To illustrate, suppose ABC Company produces 10 units at a cost of $525. The unit cost is $52.50. However, if the firm produces one more unit, only the variable costs increase. Fixed costs normally remain unchanged. If the marginal cost is $25 and ABC Company produces one additional unit, total costs increase to $550. This results in a lower unit cost of $50.
So the Illyrian model says that firms should minimize their average costs of production. That means they seek to spend as little as possible to make as much as they can. Be efficient.
Further, they should set their prices as equal to the marginal cost of production. That means they should charge per unit what it takes to make one extra unit.
To me, at this moment (in my project trying to understand economics) this all means that firms should focus on making as much stuff as they can for as little cost as possible.
And what should guide their pricing—their bottom line—is not how much they can get for their goods, but rather how well they’ve managed their costs. They all bring their goods to market and then compete. “Maximizing production, minimizing cost,” as Branko Horvat claimed.
The Illyrian bottom-line is therefore not profit margins, but production margins.

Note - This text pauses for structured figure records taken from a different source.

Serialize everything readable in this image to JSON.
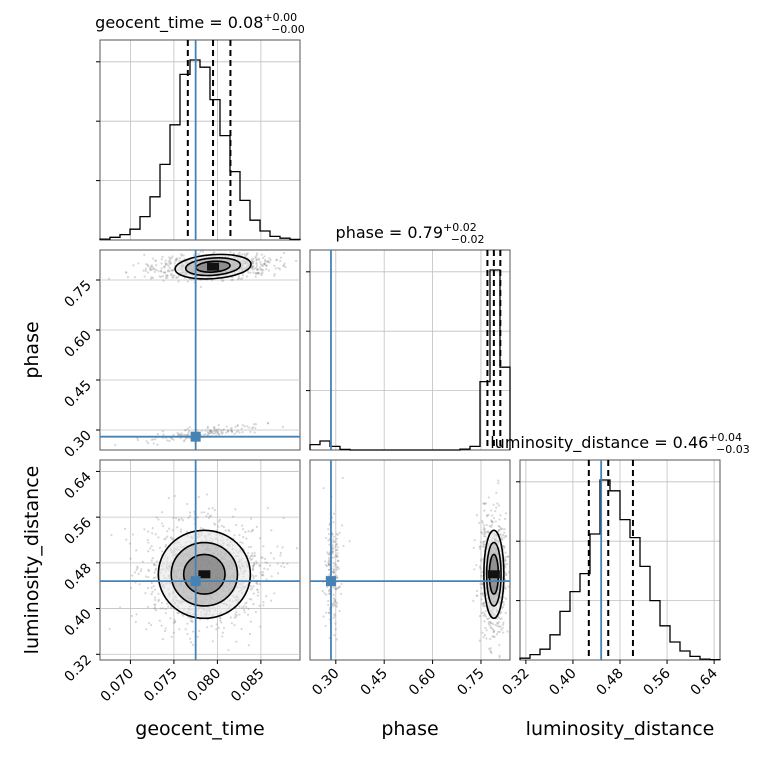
{
  "chart_data": [
    {
      "type": "histogram",
      "panel": "geocent_time",
      "title_prefix": "geocent_time = 0.08",
      "title_sup": "+0.00",
      "title_sub": "−0.00",
      "x_range": [
        0.0665,
        0.0895
      ],
      "quantiles": [
        0.0766,
        0.0795,
        0.0815
      ],
      "truth": 0.0775,
      "bin_edges": [
        0.0665,
        0.06765,
        0.0688,
        0.06995,
        0.0711,
        0.07225,
        0.0734,
        0.07455,
        0.0757,
        0.07685,
        0.078,
        0.07915,
        0.0803,
        0.08145,
        0.0826,
        0.08375,
        0.0849,
        0.08605,
        0.0872,
        0.08835,
        0.0895
      ],
      "counts": [
        0.5,
        1.5,
        3,
        6,
        13,
        24,
        42,
        64,
        92,
        100,
        96,
        78,
        58,
        38,
        22,
        11,
        5,
        2,
        1,
        0.3
      ]
    },
    {
      "type": "scatter-contour",
      "panel": "phase vs geocent_time",
      "x": "geocent_time",
      "y": "phase",
      "x_range": [
        0.0665,
        0.0895
      ],
      "y_range": [
        0.24,
        0.84
      ],
      "y_ticks": [
        "0.30",
        "0.45",
        "0.60",
        "0.75"
      ],
      "y_tick_values": [
        0.3,
        0.45,
        0.6,
        0.75
      ],
      "ylabel": "phase",
      "truth": [
        0.0775,
        0.28
      ]
    },
    {
      "type": "histogram",
      "panel": "phase",
      "title_prefix": "phase = 0.79",
      "title_sup": "+0.02",
      "title_sub": "−0.02",
      "x_range": [
        0.22,
        0.84
      ],
      "quantiles": [
        0.77,
        0.79,
        0.81
      ],
      "truth": 0.285,
      "bin_edges": [
        0.22,
        0.251,
        0.282,
        0.313,
        0.344,
        0.375,
        0.406,
        0.437,
        0.468,
        0.499,
        0.53,
        0.561,
        0.592,
        0.623,
        0.654,
        0.685,
        0.716,
        0.747,
        0.778,
        0.809,
        0.84
      ],
      "counts": [
        3,
        5,
        2,
        0.3,
        0,
        0,
        0,
        0,
        0,
        0,
        0,
        0,
        0,
        0,
        0,
        0.5,
        2,
        38,
        100,
        46
      ]
    },
    {
      "type": "scatter-contour",
      "panel": "luminosity_distance vs geocent_time",
      "x": "geocent_time",
      "y": "luminosity_distance",
      "x_range": [
        0.0665,
        0.0895
      ],
      "y_range": [
        0.31,
        0.66
      ],
      "x_ticks": [
        "0.070",
        "0.075",
        "0.080",
        "0.085"
      ],
      "x_tick_values": [
        0.07,
        0.075,
        0.08,
        0.085
      ],
      "y_ticks": [
        "0.32",
        "0.40",
        "0.48",
        "0.56",
        "0.64"
      ],
      "y_tick_values": [
        0.32,
        0.4,
        0.48,
        0.56,
        0.64
      ],
      "xlabel": "geocent_time",
      "ylabel": "luminosity_distance",
      "truth": [
        0.0775,
        0.448
      ]
    },
    {
      "type": "scatter-contour",
      "panel": "luminosity_distance vs phase",
      "x": "phase",
      "y": "luminosity_distance",
      "x_range": [
        0.22,
        0.84
      ],
      "y_range": [
        0.31,
        0.66
      ],
      "x_ticks": [
        "0.30",
        "0.45",
        "0.60",
        "0.75"
      ],
      "x_tick_values": [
        0.3,
        0.45,
        0.6,
        0.75
      ],
      "xlabel": "phase",
      "truth": [
        0.285,
        0.448
      ]
    },
    {
      "type": "histogram",
      "panel": "luminosity_distance",
      "title_prefix": "luminosity_distance = 0.46",
      "title_sup": "+0.04",
      "title_sub": "−0.03",
      "x_range": [
        0.31,
        0.65
      ],
      "quantiles": [
        0.427,
        0.46,
        0.502
      ],
      "truth": 0.448,
      "bin_edges": [
        0.31,
        0.327,
        0.344,
        0.361,
        0.378,
        0.395,
        0.412,
        0.429,
        0.446,
        0.463,
        0.48,
        0.497,
        0.514,
        0.531,
        0.548,
        0.565,
        0.582,
        0.599,
        0.616,
        0.633,
        0.65
      ],
      "counts": [
        1,
        3,
        6,
        14,
        27,
        38,
        48,
        70,
        100,
        94,
        78,
        68,
        52,
        33,
        19,
        10,
        5,
        2,
        0.5,
        0.2
      ],
      "x_ticks": [
        "0.32",
        "0.40",
        "0.48",
        "0.56",
        "0.64"
      ],
      "x_tick_values": [
        0.32,
        0.4,
        0.48,
        0.56,
        0.64
      ],
      "xlabel": "luminosity_distance"
    }
  ],
  "colors": {
    "truth": "#4682b4",
    "hist": "#000000",
    "grid": "#c0c0c0",
    "scatter": "#8c8c8c"
  }
}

Profits come in, but those go immediately back into the company and then into the social divided.
Laissez-faire socialism
The combination of worker self-management, state-owned capital and resources, and production-oriented bottom-line makes for “the superiority of independent enterprises interacting on a fully competitive global market.” It’s laissez-faire socialism
In fact, some economists like Jaroslav Vanek and Ward claimed that markets in socialism would be freer than in capitalism, because you’d have fewer monopolies. Plus the state has to intervene less and with firms starting up all the time, the markets produce more optimal results—so there’s purer competition.
Note that this market socialism is not Keynesianism, which is state-managed capitalism. In Keynesianism there’s private property. Capitalists own and control firms. Workers work for capitalists. Profits go to shareholders. But there’s a state that intervenes on behalf of everyone when it makes sense.

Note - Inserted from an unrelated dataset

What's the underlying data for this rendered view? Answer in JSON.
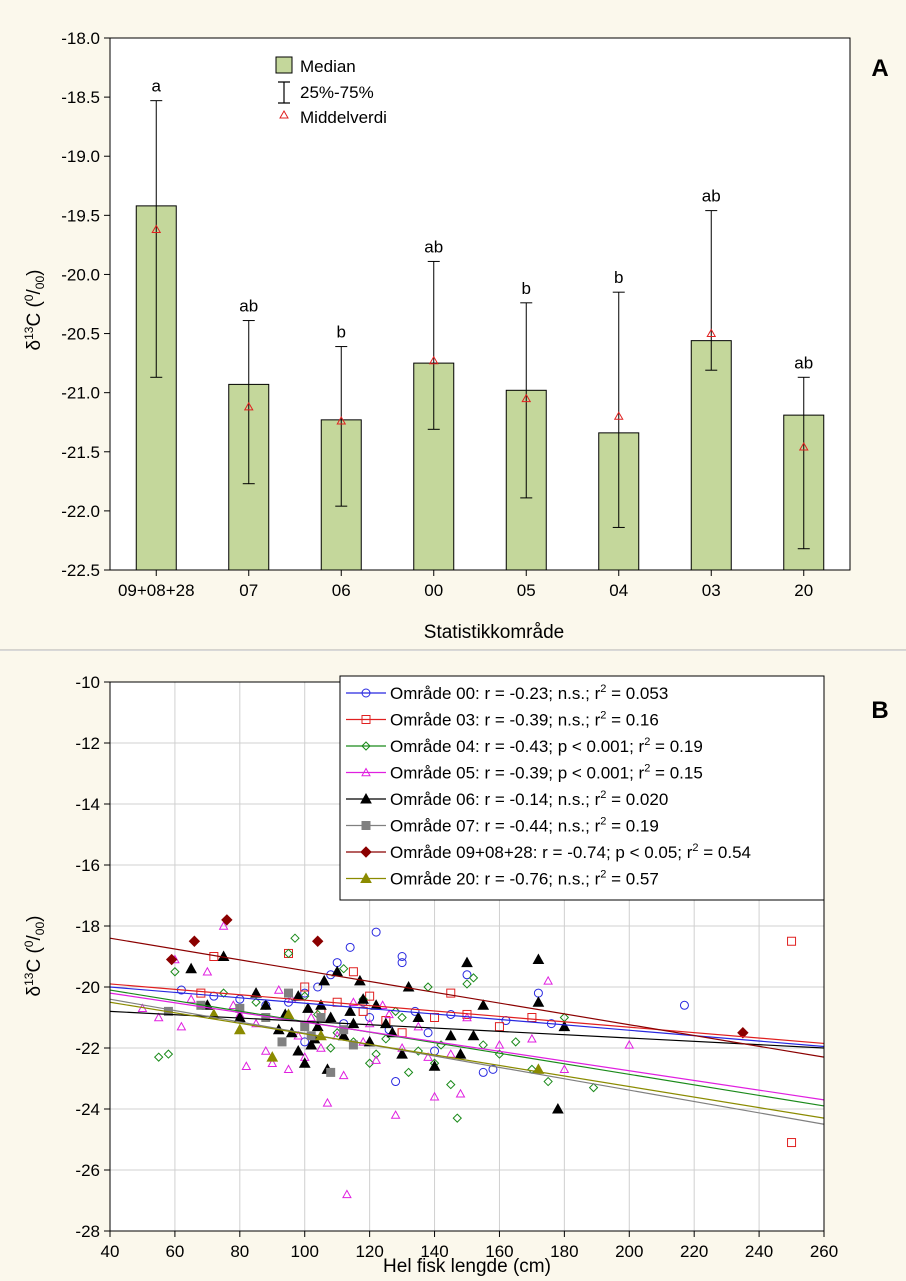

I’d like to end by saying that Bockman isn’t blind to the uneven complexity of the model, and neither am I. I don’t think it’s a panacea. It was successful under very specific circumstances (Tito held absolute power, eg) and had its pitfalls (self-management has serious flaws).
But what lasseiz-faire socialism does, at least, is lay a foundation to think about economics on socialist terms. And bot just economics, but neoclassical economics.